Toutefois il leur restait leur fortune vivante consistant en mulets, en bestiaux et surtout

en esclave. Avant l’arrivée de la flotte fédérale, des planteurs avaient déjà expédié sur le

continent une partie de leurs Nègres, d’autres en avaient prêté au gouvernement de l’État

pour la construction des remparts de Charleston. Mais la majorité des esclaves se

trouvaient encore dans l’archipel lorsque les forts de Port-Royal tombèrent entre les mains

des Yankees. Aussitôt les planteurs songèrent à la retraite. Choisissant d’abord leurs

esclaves les plus robustes et les plus adroits, ceux dont les bras ou l’intelligence

représentaient le plus fort capital, ils les poussèrent devant eux.

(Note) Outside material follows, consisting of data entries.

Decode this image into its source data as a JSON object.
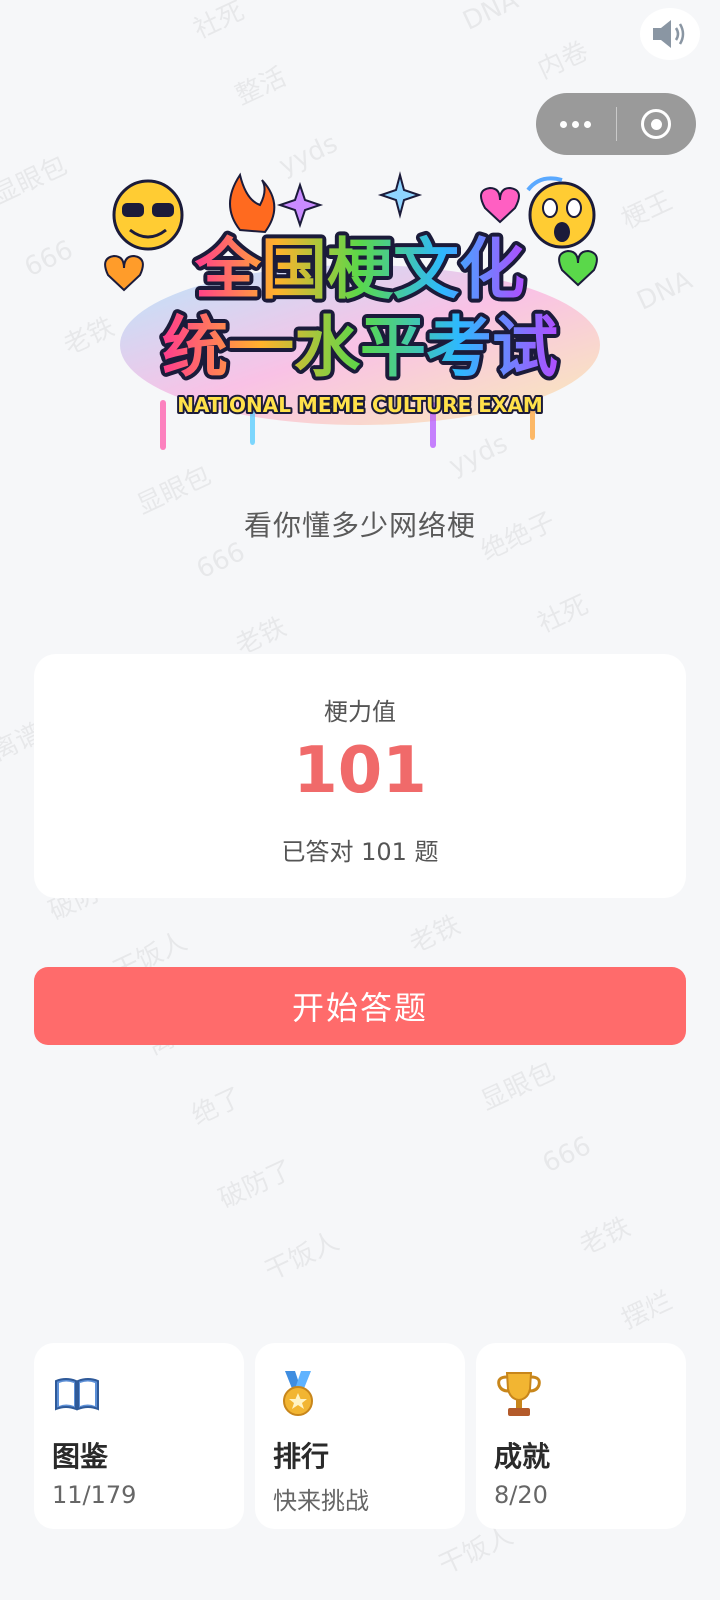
{
  "logo": {
    "line1": "全国梗文化",
    "line2": "统一水平考试",
    "line3": "NATIONAL MEME CULTURE EXAM"
  },
  "subtitle": "看你懂多少网络梗",
  "score": {
    "label": "梗力值",
    "value": "101",
    "answered": "已答对 101 题"
  },
  "start_button": "开始答题",
  "cards": [
    {
      "title": "图鉴",
      "sub": "11/179",
      "icon": "book-icon"
    },
    {
      "title": "排行",
      "sub": "快来挑战",
      "icon": "medal-icon"
    },
    {
      "title": "成就",
      "sub": "8/20",
      "icon": "trophy-icon"
    }
  ],
  "watermark": [
    "社死",
    "DNA",
    "整活",
    "内卷",
    "yyds",
    "梗王",
    "显眼包",
    "666",
    "老铁",
    "绝绝子",
    "破防了",
    "干饭人",
    "摆烂",
    "绝了",
    "离谱"
  ],
  "colors": {
    "accent": "#ff6b6b",
    "score": "#f06a6a",
    "background": "#f6f7f9"
  }
}
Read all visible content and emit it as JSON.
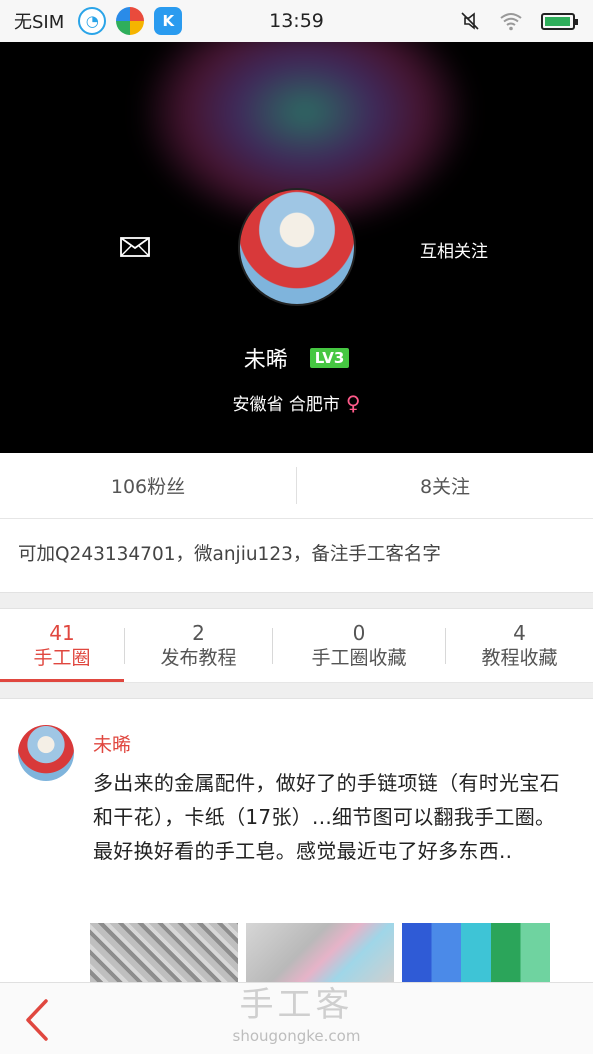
{
  "status_bar": {
    "carrier": "无SIM",
    "time": "13:59",
    "app_icons": [
      "qq-icon",
      "browser-icon",
      "k-app-icon"
    ],
    "battery_level": 0.95,
    "k_letter": "K"
  },
  "profile": {
    "follow_each_other": "互相关注",
    "username": "未晞",
    "level": "LV3",
    "location": "安徽省 合肥市",
    "gender_symbol": "♀"
  },
  "stats": {
    "fans": "106粉丝",
    "following": "8关注"
  },
  "bio": "可加Q243134701，微anjiu123，备注手工客名字",
  "tabs": [
    {
      "count": "41",
      "label": "手工圈",
      "active": true
    },
    {
      "count": "2",
      "label": "发布教程",
      "active": false
    },
    {
      "count": "0",
      "label": "手工圈收藏",
      "active": false
    },
    {
      "count": "4",
      "label": "教程收藏",
      "active": false
    }
  ],
  "post": {
    "author": "未晞",
    "text": "多出来的金属配件，做好了的手链项链（有时光宝石和干花），卡纸（17张）...细节图可以翻我手工圈。最好换好看的手工皂。感觉最近屯了好多东西.."
  },
  "footer": {
    "watermark_logo": "手工客",
    "watermark_url": "shougongke.com"
  },
  "colors": {
    "accent": "#e0473f",
    "level_badge": "#46c742",
    "gender": "#ff5a8a"
  }
}
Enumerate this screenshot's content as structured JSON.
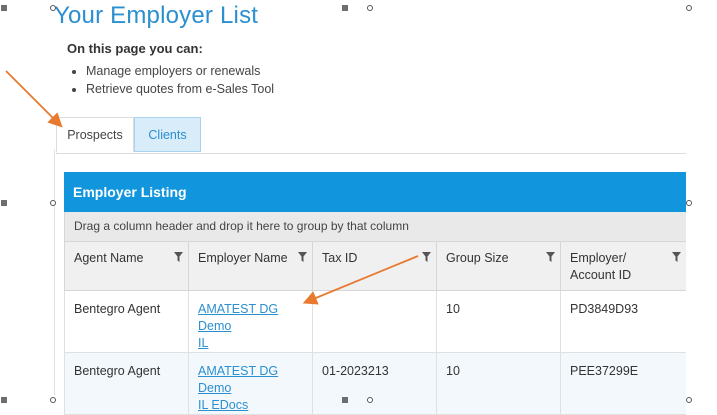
{
  "page": {
    "title": "Your Employer List",
    "intro_heading": "On this page you can:",
    "intro_items": [
      "Manage employers or renewals",
      "Retrieve quotes from e-Sales Tool"
    ]
  },
  "tabs": [
    {
      "label": "Prospects",
      "active": true
    },
    {
      "label": "Clients",
      "active": false
    }
  ],
  "listing": {
    "title": "Employer Listing",
    "group_hint": "Drag a column header and drop it here to group by that column",
    "columns": [
      {
        "label": "Agent Name"
      },
      {
        "label_line1": "Employer Name"
      },
      {
        "label": "Tax ID"
      },
      {
        "label": "Group Size"
      },
      {
        "label_line1": "Employer/",
        "label_line2": "Account ID"
      }
    ],
    "rows": [
      {
        "agent": "Bentegro Agent",
        "employer_line1": "AMATEST DG Demo",
        "employer_line2": "IL",
        "tax_id": "",
        "group_size": "10",
        "account_id": "PD3849D93"
      },
      {
        "agent": "Bentegro Agent",
        "employer_line1": "AMATEST DG Demo",
        "employer_line2": "IL EDocs",
        "tax_id": "01-2023213",
        "group_size": "10",
        "account_id": "PEE37299E"
      }
    ]
  },
  "colors": {
    "title_blue": "#2b8fd0",
    "header_bar": "#1196dd",
    "annotation_arrow": "#e8792e"
  }
}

Plus d’une fois, si l’on en croit le témoignage unanime des Noirs, ils firent usage de

leurs carabines pour abattre les malheureux qui tâchaient de s’enfuir. Quoi qu’il en soit,

l’approche des troupes fédérales ne permit pas aux sécessionnistes d’emmener tous leurs

esclaves. La plupart des domestiques vieux ou infirmes et les enfants en bas âge, qui

n’avaient qu’une faible valeur monétaire furent abandonnés dans les cases. Parmi les

esclaves des champs, un grand nombre trouvèrent le moyen de se cacher et ne se

montrèrent qu’après le départ de leurs maîtres car ils leur racontaient que le seul but des

féroces Yankees était de les vendre à des planteurs cubains. Dans leur incertitude, les

malheureux préféraient rester sur les plantations, attendant leur destinée dans le voisinage

des cases qui constituaient leur unique foyer. Ils avaient au moins cette triste consolation,

que dans aucun cas les nouveaux venus ne leur imposeraient une condition plus dure que

celle de leur précédent esclavage. On évalue à quelque huit mille le nombre des Noirs qui

restèrent à Beaufort après la fuite de leurs propriétaires. Après avoir pris possession des

forts, William T. Sherman qui, à ce moment-là, commande les forces de l’Union en

Caroline du Sud, émit une proclamation destinée aux Blancs de cet État. Dans ce

manifeste, conçu dans des termes très modérés, il adopta un raisonnement purement

constitutionnel qui l’obligeait encore à ne pas nier la légalité de l’esclavage. Il déclara

donc qu’il ne voulait en aucune manière léser les droits et les privilèges des citoyens ou

de s’immiscer dans leurs institutions locales et sociales, et protesta de son dévouement

respectueux envers le grand État souverain de la Caroline du Sud. Néanmoins, Sherman

affirma aussi que le devoir constitutionnel de sauvegarder l’Union primait tous les autres,

et que le maintien des lois spéciales de l’État devait être subordonné aux nécessités

militaires créées par l’insurrection. En dépit de cette affirmation menaçante, il n’en reste

pas moins qu’il se croyait encore tenu de respecter la loi sur les esclaves fugitifs.